Annoverato tra i protagonisti della storia della sanità cittadina, pioniere della chemioterapia nelle malattie oncologiche, negli anni Cinquanta, Spigliati è stato anche uomo di rilevante statura culturale, autore di importanti pubblicazioni scientifiche e di antropologia culturale, promotore di associazioni che sono la storia della città, come la Camerata musicale Sulmonese. Spigliati fu anche insignito di riconoscimenti di primissima importanza, come il Melvin Jones del Lions club ed altri attribuitigli da Unicef, associazioni professionali, istituti universitari. Spigliati, che a lungo è stato in servizio nell’ospedale dell’Annunziata, come primario medico, indossando il camice bianco nelle corsie da giovanissimo, è stato un sulmonese d’adozione, dagli anni Sessanta.

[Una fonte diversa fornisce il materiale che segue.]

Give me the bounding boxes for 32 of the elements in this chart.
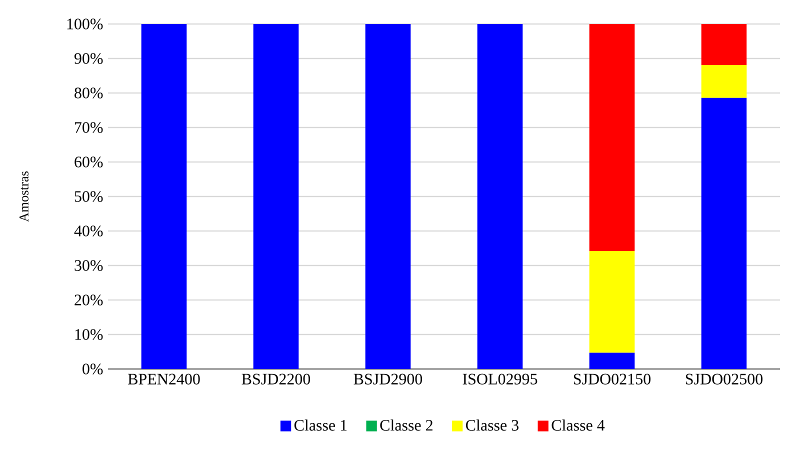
legend-label: Classe 4 <box>552 419 605 431</box>
legend-label: Classe 2 <box>380 419 432 431</box>
x-tick-label: BPEN2400 <box>128 374 200 384</box>
bar <box>701 24 747 66</box>
x-tick-label: BSJD2900 <box>354 374 422 384</box>
legend-label: Classe 3 <box>466 419 518 431</box>
y-tick-label: 60% <box>74 156 103 168</box>
y-tick-label: 50% <box>74 191 103 202</box>
bar <box>589 352 635 370</box>
bar <box>701 65 747 98</box>
y-tick-label: 70% <box>75 122 103 133</box>
bar <box>253 24 299 370</box>
bar <box>589 251 635 353</box>
x-tick-label: ISOL02995 <box>462 374 538 384</box>
y-axis-title: Amostras <box>20 171 28 222</box>
y-tick-label: 90% <box>74 53 103 64</box>
y-tick-label: 40% <box>74 226 103 236</box>
x-tick-label: SJDO02500 <box>686 374 762 384</box>
x-tick-label: SJDO02150 <box>574 374 650 384</box>
y-tick-label: 80% <box>74 88 103 98</box>
y-tick-label: 100% <box>67 18 103 30</box>
legend-label: Classe 1 <box>294 419 347 431</box>
y-tick-label: 10% <box>75 329 103 340</box>
bar <box>589 24 635 252</box>
y-tick-label: 30% <box>74 260 103 271</box>
y-tick-label: 0% <box>82 364 103 374</box>
bar <box>365 24 411 370</box>
bar <box>477 24 523 370</box>
bar <box>141 24 187 370</box>
x-tick-label: BSJD2200 <box>242 374 310 384</box>
y-tick-label: 20% <box>74 294 103 306</box>
bar <box>701 98 747 370</box>
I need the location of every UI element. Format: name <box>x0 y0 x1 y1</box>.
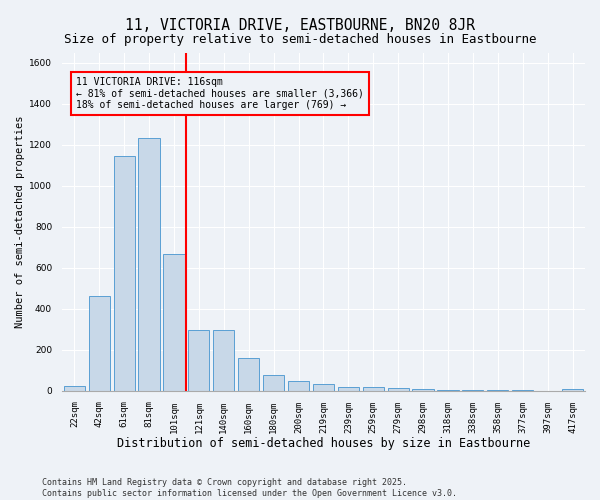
Bar <box>64 386 85 391</box>
X-axis label: Distribution of semi-detached houses by size in Eastbourne: Distribution of semi-detached houses by … <box>117 437 530 450</box>
Y-axis label: Number of semi-detached properties: Number of semi-detached properties <box>15 116 25 328</box>
Bar <box>213 330 235 391</box>
Text: Size of property relative to semi-detached houses in Eastbourne: Size of property relative to semi-detach… <box>64 32 536 46</box>
Text: Contains HM Land Registry data © Crown copyright and database right 2025.
Contai: Contains HM Land Registry data © Crown c… <box>42 478 457 498</box>
Bar <box>562 389 583 391</box>
Bar <box>437 390 458 391</box>
Bar <box>313 384 334 391</box>
Bar <box>113 156 135 391</box>
Text: 11 VICTORIA DRIVE: 116sqm
← 81% of semi-detached houses are smaller (3,366)
18% : 11 VICTORIA DRIVE: 116sqm ← 81% of semi-… <box>76 77 364 110</box>
Bar <box>89 296 110 391</box>
Bar <box>388 388 409 391</box>
Bar <box>463 390 484 391</box>
Bar <box>238 358 259 391</box>
Bar <box>188 330 209 391</box>
Bar <box>163 254 185 391</box>
Bar <box>338 387 359 391</box>
Text: 11, VICTORIA DRIVE, EASTBOURNE, BN20 8JR: 11, VICTORIA DRIVE, EASTBOURNE, BN20 8JR <box>125 18 475 32</box>
Bar <box>362 387 384 391</box>
Bar <box>139 138 160 391</box>
Bar <box>288 380 309 391</box>
Bar <box>412 389 434 391</box>
Bar <box>263 376 284 391</box>
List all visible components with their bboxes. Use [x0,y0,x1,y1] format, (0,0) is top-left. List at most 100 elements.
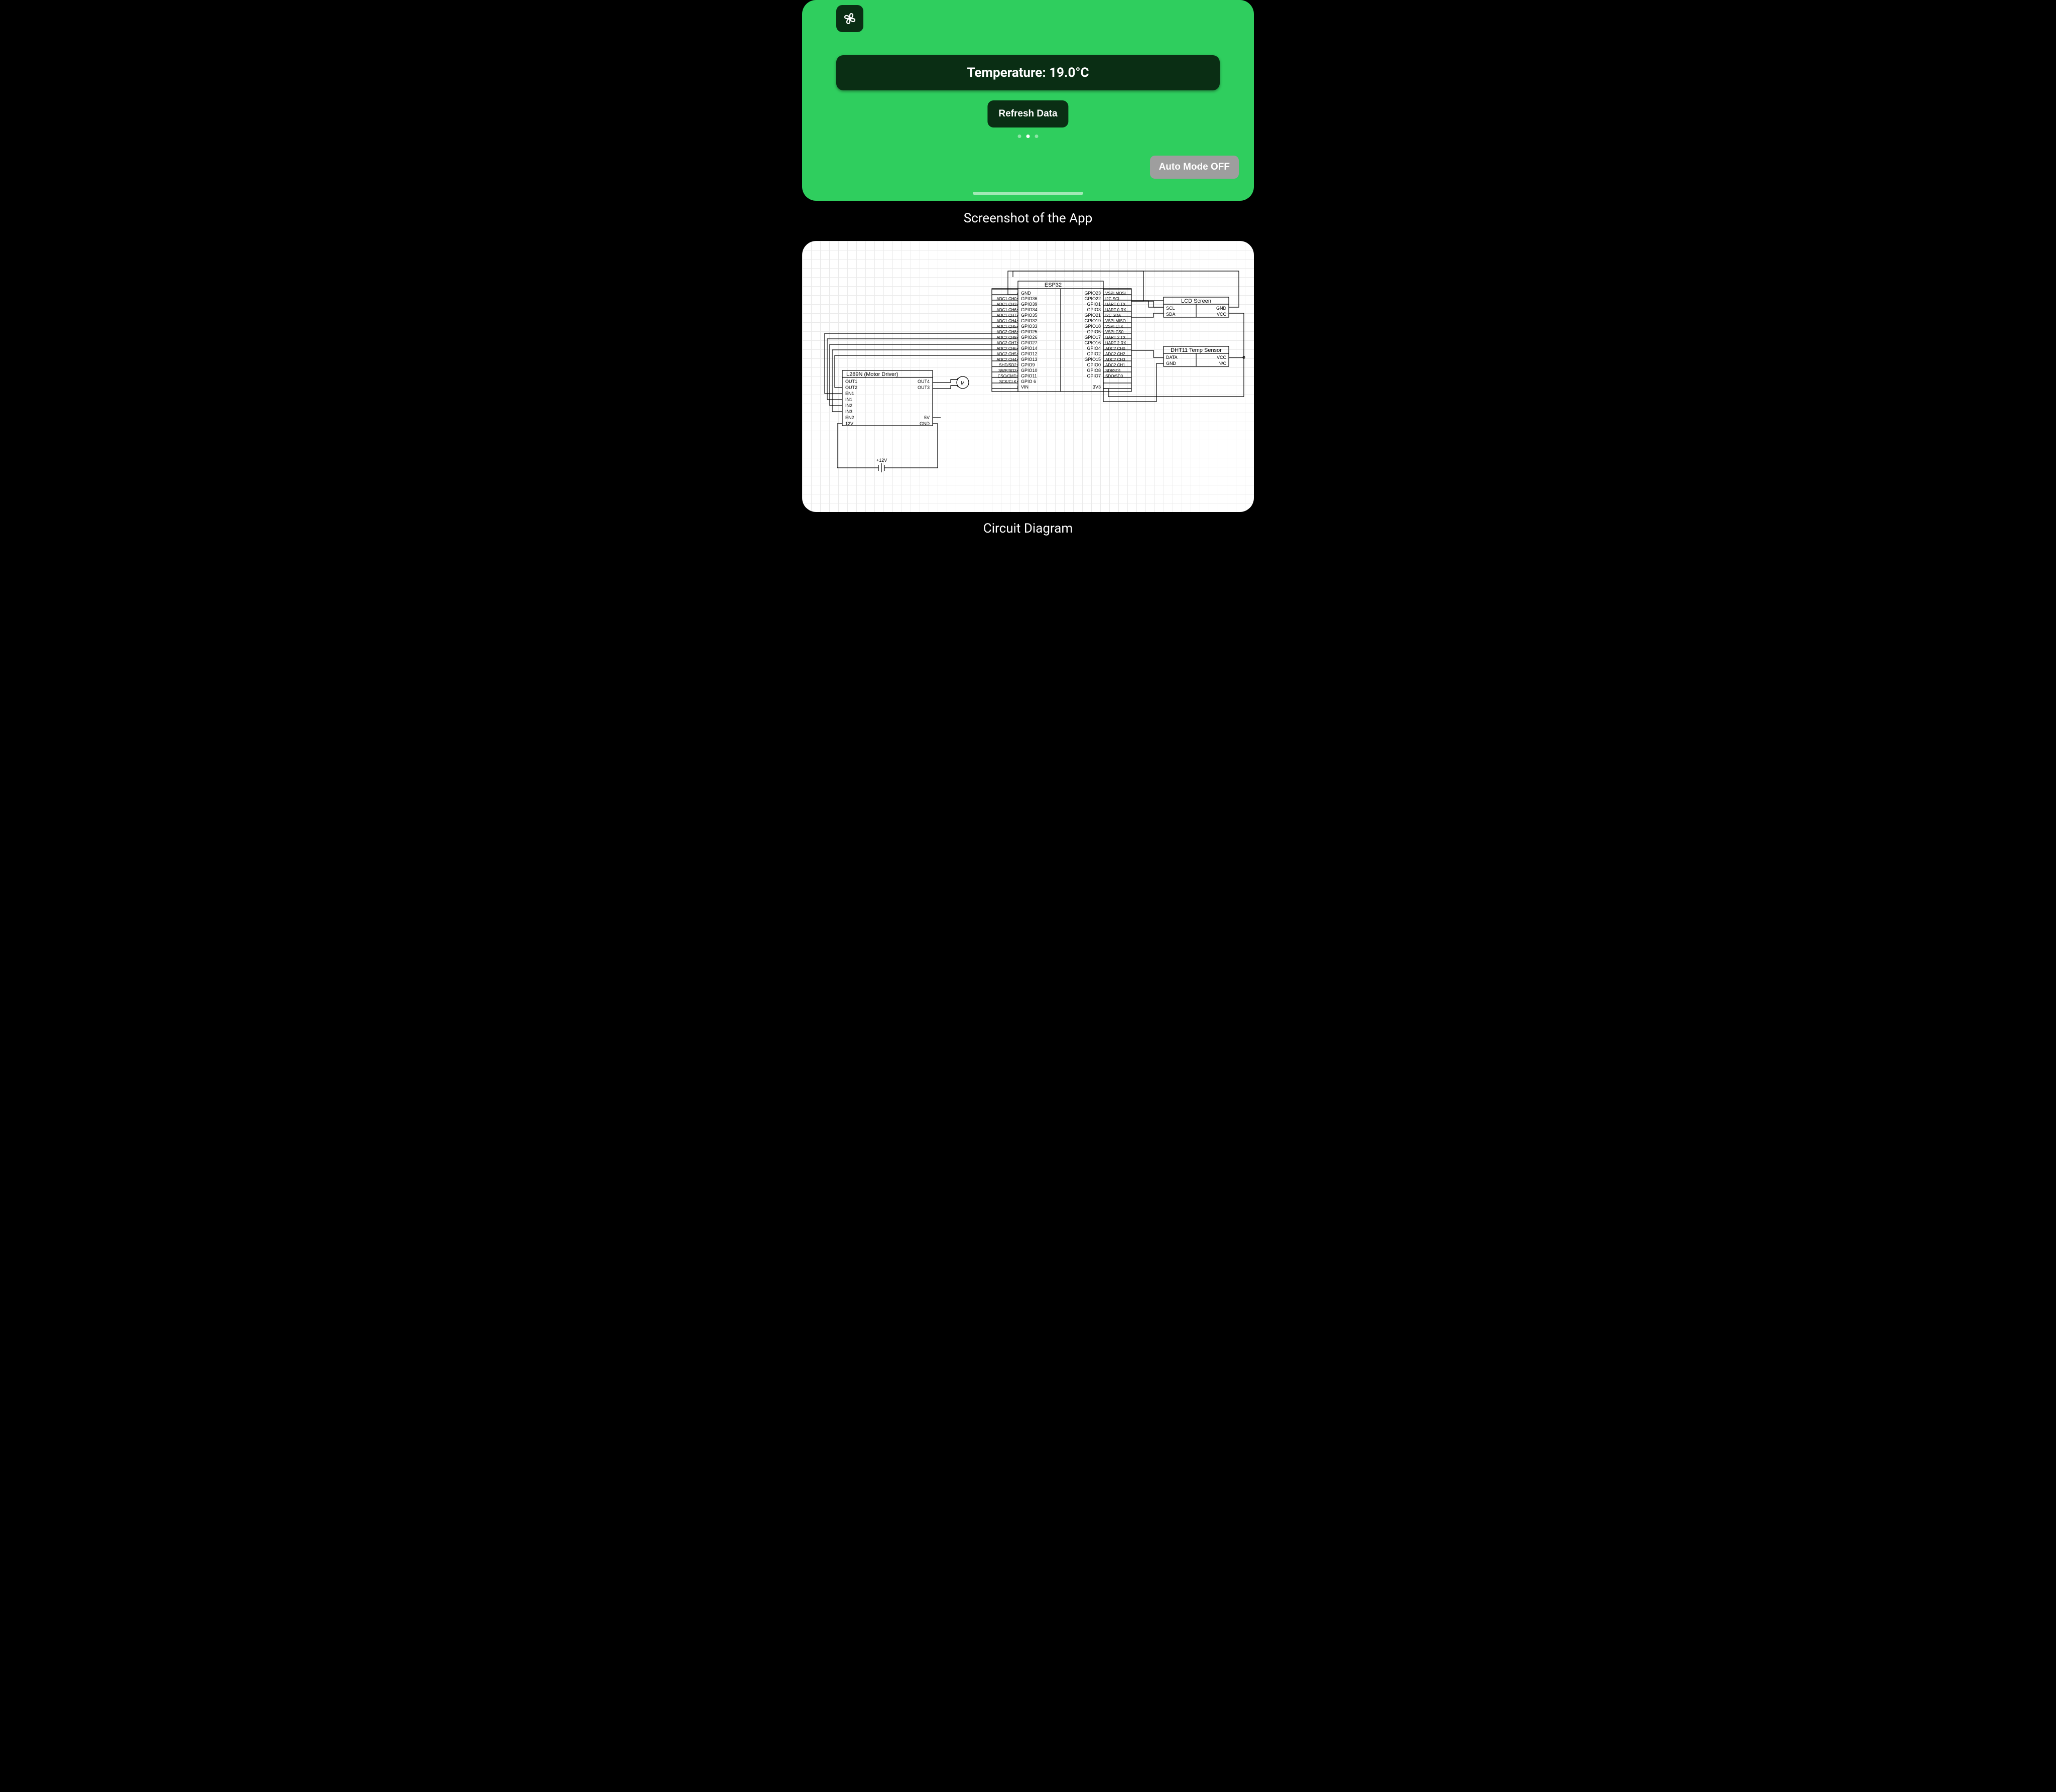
svg-text:UART 0 TX: UART 0 TX [1105,302,1126,307]
motor-driver-block: L289N (Motor Driver) OUT1OUT2EN1IN1IN2IN… [842,370,933,426]
svg-text:SDO/SD0: SDO/SD0 [1105,374,1123,378]
svg-text:GPIO18: GPIO18 [1084,324,1101,329]
svg-text:GPIO35: GPIO35 [1021,313,1038,318]
svg-text:M: M [961,380,965,386]
svg-text:VCC: VCC [1217,312,1227,317]
svg-text:GPIO33: GPIO33 [1021,324,1038,329]
lcd-block: LCD Screen SCL SDA GND VCC [1164,297,1229,317]
svg-text:GPIO19: GPIO19 [1084,318,1101,323]
svg-text:GPIO 6: GPIO 6 [1021,379,1036,384]
svg-text:GPIO17: GPIO17 [1084,335,1101,340]
svg-text:IN3: IN3 [845,409,852,414]
svg-text:GPIO0: GPIO0 [1087,362,1101,367]
svg-text:OUT4: OUT4 [918,379,930,384]
motor-driver-label: L289N (Motor Driver) [846,371,898,377]
svg-text:ADC2 CH4: ADC2 CH4 [996,357,1016,362]
svg-text:SWP/SD3: SWP/SD3 [998,368,1017,373]
circuit-caption: Circuit Diagram [732,521,1324,536]
page-dot[interactable] [1018,135,1021,138]
svg-text:N/C: N/C [1219,361,1227,366]
svg-text:SCL: SCL [1166,306,1175,311]
svg-text:GND: GND [1166,361,1177,366]
fan-icon-button[interactable] [836,5,863,32]
svg-text:GPIO16: GPIO16 [1084,340,1101,345]
svg-text:GPIO2: GPIO2 [1087,351,1101,356]
svg-text:VCC: VCC [1217,355,1227,360]
svg-text:GPIO32: GPIO32 [1021,318,1038,323]
svg-text:GPIO25: GPIO25 [1021,329,1038,334]
svg-text:GPIO8: GPIO8 [1087,368,1101,373]
svg-text:GPIO3: GPIO3 [1087,307,1101,312]
svg-text:GPIO34: GPIO34 [1021,307,1038,312]
svg-text:GPIO11: GPIO11 [1021,373,1037,378]
svg-text:GPIO36: GPIO36 [1021,296,1038,301]
esp32-label: ESP32 [1045,282,1062,288]
svg-text:ADC2 CH9: ADC2 CH9 [996,335,1016,340]
svg-text:GPIO23: GPIO23 [1084,291,1101,296]
svg-text:+12V: +12V [876,458,887,463]
temperature-display: Temperature: 19.0°C [836,55,1220,90]
svg-text:GND: GND [920,421,930,426]
svg-text:SDA: SDA [1166,312,1176,317]
svg-text:GND: GND [1216,306,1227,311]
svg-text:ADC2 CH8: ADC2 CH8 [996,330,1016,334]
temperature-text: Temperature: 19.0°C [967,65,1089,80]
svg-text:3V3: 3V3 [1093,385,1101,390]
page-dot[interactable] [1026,135,1030,138]
esp32-block: ESP32 GNDGPIO36GPIO39GPIO34GPIO35GPIO32G… [992,281,1131,392]
svg-text:IN1: IN1 [845,397,852,402]
svg-text:GPIO12: GPIO12 [1021,351,1038,356]
dht11-label: DHT11 Temp Sensor [1171,347,1222,353]
svg-text:OUT1: OUT1 [845,379,857,384]
svg-text:GPIO21: GPIO21 [1084,313,1101,318]
auto-mode-button[interactable]: Auto Mode OFF [1150,156,1239,179]
battery-symbol: +12V [867,458,923,472]
svg-text:ADC1 CH4: ADC1 CH4 [996,319,1016,323]
svg-text:GPIO13: GPIO13 [1021,357,1038,362]
svg-text:UART 0 RX: UART 0 RX [1105,308,1126,312]
svg-text:SCK/CLK: SCK/CLK [999,379,1017,384]
circuit-diagram-panel: ESP32 GNDGPIO36GPIO39GPIO34GPIO35GPIO32G… [802,241,1254,512]
svg-text:I2C SCL: I2C SCL [1105,297,1121,301]
svg-text:VSPI CLK: VSPI CLK [1105,324,1124,329]
svg-text:GPIO22: GPIO22 [1084,296,1101,301]
svg-text:ADC2 CH5: ADC2 CH5 [996,352,1016,356]
svg-text:UART 2 RX: UART 2 RX [1105,341,1126,345]
svg-text:UART 2 TX: UART 2 TX [1105,335,1126,340]
svg-text:ADC2 CH2: ADC2 CH2 [1105,352,1125,356]
page-indicator [1018,135,1039,138]
svg-text:GPIO7: GPIO7 [1087,373,1101,378]
svg-text:GPIO4: GPIO4 [1087,346,1101,351]
svg-text:VSPI MISO: VSPI MISO [1105,319,1126,323]
svg-text:ADC2 CH1: ADC2 CH1 [1105,363,1125,367]
svg-text:ADC1 CH6: ADC1 CH6 [996,308,1016,312]
home-indicator [973,192,1083,195]
refresh-button[interactable]: Refresh Data [987,100,1068,127]
svg-text:GPIO10: GPIO10 [1021,368,1038,373]
svg-text:ADC1 CH0: ADC1 CH0 [996,297,1016,301]
svg-text:VIN: VIN [1021,385,1029,390]
svg-text:ADC2 CH7: ADC2 CH7 [996,341,1016,345]
page-dot[interactable] [1035,135,1039,138]
svg-text:SHD/SD2: SHD/SD2 [999,363,1016,367]
svg-text:GPIO27: GPIO27 [1021,340,1038,345]
svg-text:5V: 5V [924,415,930,420]
svg-text:I2C SDA: I2C SDA [1105,313,1121,318]
svg-text:EN1: EN1 [845,391,854,396]
svg-text:VSPI CS0: VSPI CS0 [1105,330,1124,334]
svg-text:EN2: EN2 [845,415,854,420]
svg-text:CSC/CMD: CSC/CMD [998,374,1017,378]
svg-text:ADC2 CH6: ADC2 CH6 [996,346,1016,351]
svg-text:GPIO5: GPIO5 [1087,329,1101,334]
svg-text:GPIO1: GPIO1 [1087,302,1101,307]
svg-text:GPIO15: GPIO15 [1084,357,1101,362]
svg-text:ADC1 CH5: ADC1 CH5 [996,324,1016,329]
circuit-svg: ESP32 GNDGPIO36GPIO39GPIO34GPIO35GPIO32G… [802,241,1254,512]
app-screenshot-panel: Temperature: 19.0°C Refresh Data Auto Mo… [802,0,1254,201]
svg-text:OUT3: OUT3 [918,385,930,390]
svg-text:GPIO14: GPIO14 [1021,346,1038,351]
dht11-block: DHT11 Temp Sensor DATA GND VCC N/C [1164,346,1229,366]
fan-icon [841,10,858,27]
svg-text:GPIO9: GPIO9 [1021,362,1035,367]
lcd-label: LCD Screen [1181,298,1211,304]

Tanti i messaggi di cordoglio giunti alla famiglia tra i primi quello del sindaco di Sulmona Gianfranco Di Piero: «Con la sua scomparsa la città perde un protagonista ed un uomo di alta levatura professionale, culturale e morale. La notizia della dipartita del professore Paolo Spigliati suscita l’unanime cordoglio dell’intera comunità cittadina. Il professore Spigliati, clinico medico di elevata statura e primario della divisione di medicina interna del presidio ospedaliero dell’Annunziata, attraverso una pluridecennale attività, ha esaltato il valore della professione medica, esercitata con rigore scientifico, dedizione assoluta, spirito di abnegazione e non comune umanità nei confronti dei malati», ha scritto il sindaco nel suo messaggio di cordoglio. «Spigliati, in possesso di una peculiare e profonda sensibilità musicale, si è reso protagonista di feconde iniziative culturali ed è stato, per decenni, un punto di riferimento di significativo rilievo per le attività sociali e culturali della città», ha concluso il sindaco, «toscano di origine ma sulmonese di adozione, di carattere cordiale ed espansivo, ha mostrato un affetto ed uno spirito di servizio all’interesse della comunità cittadina che lo collocano, in posizione di assoluta preminenza, tra i figli migliori della nostra città». Il rito funebre si svolgerà oggi alle 15 nella chiesa di San Giovanni Evangelista. La salma sarà poi tumulata, nel cimitero di Radicofani (Siena). La camera ardente è stata allestita nella casa funeraria Celestial-Caliendo nei pressi dell’ospedale di Sulmona.